The committee undertook the investigation five and a half years ago on hearing that the CIA had lied to Congress about tapes of interrogations it had secretly destroyed that the committee was never told existed. Proof that the motive was not to attack the Bush administration was that the study examined only the CIA and the vote to launch the probe was a bipartisan 14 to 1.
That did not deter Fox News' Jesse Watters from saying, "the Senate Democrats are just trying to get in one last shot at Bush before they go into the minority". Dianne Feinstein didn't have Bush in mind but was quite aware that "there is some evidence that this report would never see the light of day" once Republicans took over the committee in January.
forgotten contextIn its criticism of torture, the report forgets the context of panic in the days after 9/11 that caused some wrong turns. Jose Rodriguez was director of the National Clandestine Service of the CIA. On Fox's "Kelly File" he returned us to that moment:
"I want to take you back to May of 2002. We were getting intelligence of a pending second wave of attacks. We didn't have details as to when, where, how, but we knew it was coming. We knew that al Qaeda had a biological weapons program, an anthrax program that they wanted to use against us and the anthrax attacks of a few months before had tightened concerns for a biological weapons attack on our country. We knew that they were talking to Pakistani scientists about developing a nuclear weapon of some sort. We felt we were in a ticking time bomb and we needed to do something about it. And we had Abu Zubaydah in our custody, who was the highest level detainee ever in our custody and we knew he had information that we had to get from him to protect the country".
As the arguments flew back and forth, there was an abysmal lack of understanding why such accountability investigations are made.
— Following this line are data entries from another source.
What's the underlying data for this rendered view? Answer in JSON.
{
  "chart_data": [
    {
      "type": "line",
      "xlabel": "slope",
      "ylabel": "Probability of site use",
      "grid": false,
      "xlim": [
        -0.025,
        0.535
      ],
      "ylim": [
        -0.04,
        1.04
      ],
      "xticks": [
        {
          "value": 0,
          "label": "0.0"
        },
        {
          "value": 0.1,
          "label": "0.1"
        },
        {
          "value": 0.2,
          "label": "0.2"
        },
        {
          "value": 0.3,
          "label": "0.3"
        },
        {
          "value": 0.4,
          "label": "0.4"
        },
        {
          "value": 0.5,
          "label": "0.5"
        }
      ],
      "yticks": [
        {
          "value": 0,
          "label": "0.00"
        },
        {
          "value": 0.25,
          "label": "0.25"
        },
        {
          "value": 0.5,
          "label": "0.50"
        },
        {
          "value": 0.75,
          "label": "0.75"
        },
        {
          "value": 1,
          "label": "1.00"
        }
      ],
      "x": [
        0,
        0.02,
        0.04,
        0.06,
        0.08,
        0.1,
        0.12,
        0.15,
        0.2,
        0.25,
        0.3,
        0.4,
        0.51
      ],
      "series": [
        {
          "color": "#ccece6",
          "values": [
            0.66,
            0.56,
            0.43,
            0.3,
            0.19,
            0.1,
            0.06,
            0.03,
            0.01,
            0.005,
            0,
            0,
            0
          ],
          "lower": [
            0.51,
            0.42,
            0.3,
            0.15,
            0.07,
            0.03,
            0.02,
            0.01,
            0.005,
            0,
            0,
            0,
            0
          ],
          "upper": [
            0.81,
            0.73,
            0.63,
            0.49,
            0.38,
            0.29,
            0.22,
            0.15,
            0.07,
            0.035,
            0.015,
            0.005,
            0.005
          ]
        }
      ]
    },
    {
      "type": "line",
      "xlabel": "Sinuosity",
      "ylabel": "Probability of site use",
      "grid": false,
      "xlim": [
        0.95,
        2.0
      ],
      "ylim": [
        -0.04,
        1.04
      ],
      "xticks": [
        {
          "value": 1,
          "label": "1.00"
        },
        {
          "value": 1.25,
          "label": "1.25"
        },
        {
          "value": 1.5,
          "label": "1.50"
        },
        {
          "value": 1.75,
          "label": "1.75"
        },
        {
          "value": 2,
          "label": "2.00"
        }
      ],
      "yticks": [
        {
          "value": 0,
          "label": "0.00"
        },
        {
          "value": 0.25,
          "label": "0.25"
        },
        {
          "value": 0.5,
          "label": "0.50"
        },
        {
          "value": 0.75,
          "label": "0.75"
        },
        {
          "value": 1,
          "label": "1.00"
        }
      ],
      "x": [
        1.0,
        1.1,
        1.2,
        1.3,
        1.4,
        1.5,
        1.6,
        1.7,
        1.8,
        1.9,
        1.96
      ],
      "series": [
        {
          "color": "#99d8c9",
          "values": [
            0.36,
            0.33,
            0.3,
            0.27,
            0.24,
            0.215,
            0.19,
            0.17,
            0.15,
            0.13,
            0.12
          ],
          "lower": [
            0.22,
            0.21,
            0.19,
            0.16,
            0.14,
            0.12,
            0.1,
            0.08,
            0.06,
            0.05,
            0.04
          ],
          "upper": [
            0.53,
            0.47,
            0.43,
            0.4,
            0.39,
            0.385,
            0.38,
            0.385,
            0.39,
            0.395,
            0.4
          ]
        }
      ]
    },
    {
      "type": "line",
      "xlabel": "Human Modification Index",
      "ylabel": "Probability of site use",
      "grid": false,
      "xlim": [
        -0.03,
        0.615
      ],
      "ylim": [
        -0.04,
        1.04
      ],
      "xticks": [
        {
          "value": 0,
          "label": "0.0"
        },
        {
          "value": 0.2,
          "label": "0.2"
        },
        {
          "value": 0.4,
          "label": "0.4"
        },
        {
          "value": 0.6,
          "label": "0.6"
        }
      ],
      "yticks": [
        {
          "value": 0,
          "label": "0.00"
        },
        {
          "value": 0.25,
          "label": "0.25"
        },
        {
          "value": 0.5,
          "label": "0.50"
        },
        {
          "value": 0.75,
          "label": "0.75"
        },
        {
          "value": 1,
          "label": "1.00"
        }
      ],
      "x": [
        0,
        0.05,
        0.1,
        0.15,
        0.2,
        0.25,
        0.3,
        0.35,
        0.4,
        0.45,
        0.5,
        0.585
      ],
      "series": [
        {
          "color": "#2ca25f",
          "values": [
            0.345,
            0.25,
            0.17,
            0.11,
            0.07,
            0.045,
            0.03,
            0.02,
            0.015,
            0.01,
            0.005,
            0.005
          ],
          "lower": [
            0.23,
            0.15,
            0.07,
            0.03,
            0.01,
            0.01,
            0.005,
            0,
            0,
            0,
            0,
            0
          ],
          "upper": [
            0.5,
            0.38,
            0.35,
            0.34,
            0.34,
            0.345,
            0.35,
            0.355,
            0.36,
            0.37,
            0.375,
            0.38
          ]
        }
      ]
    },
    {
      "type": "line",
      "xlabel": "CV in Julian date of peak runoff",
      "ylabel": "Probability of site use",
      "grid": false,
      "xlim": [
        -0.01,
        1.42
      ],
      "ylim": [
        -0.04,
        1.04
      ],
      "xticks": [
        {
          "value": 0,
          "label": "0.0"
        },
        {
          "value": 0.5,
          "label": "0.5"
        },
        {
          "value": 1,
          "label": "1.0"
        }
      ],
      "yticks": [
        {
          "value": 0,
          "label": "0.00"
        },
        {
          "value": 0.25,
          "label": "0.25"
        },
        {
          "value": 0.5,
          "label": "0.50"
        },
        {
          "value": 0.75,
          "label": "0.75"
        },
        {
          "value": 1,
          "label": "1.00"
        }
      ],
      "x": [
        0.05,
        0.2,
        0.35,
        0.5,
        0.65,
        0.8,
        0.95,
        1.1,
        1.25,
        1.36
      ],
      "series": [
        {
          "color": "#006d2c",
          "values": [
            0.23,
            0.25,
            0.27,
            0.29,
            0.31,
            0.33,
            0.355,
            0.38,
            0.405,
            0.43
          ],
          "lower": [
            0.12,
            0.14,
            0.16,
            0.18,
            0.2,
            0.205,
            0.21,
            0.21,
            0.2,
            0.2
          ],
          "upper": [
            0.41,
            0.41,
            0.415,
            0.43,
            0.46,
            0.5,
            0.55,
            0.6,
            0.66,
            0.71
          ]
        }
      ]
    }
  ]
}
It is important for a country such as this to examine its past and expose its failings, to get it all out. The concerted push from the right to discredit the report, to fight to a standoff, is meant to exonerate the use of torture in the past, but to the degree that the campaign has succeeded, it is certain to set the stage for its use in the future when threatened again.
Amid the foreign outrage at America's conduct at the century's beginning, though, there was some credit paid to our country for such forthright admission of shame. "There's never a perfect time to release a report like this but it was important for us I think to recognize that part of what sets us apart is when we do something wrong , we acknowledge it." That was Obama, but it would have been better said by someone who had not tried to block the report's release for so long.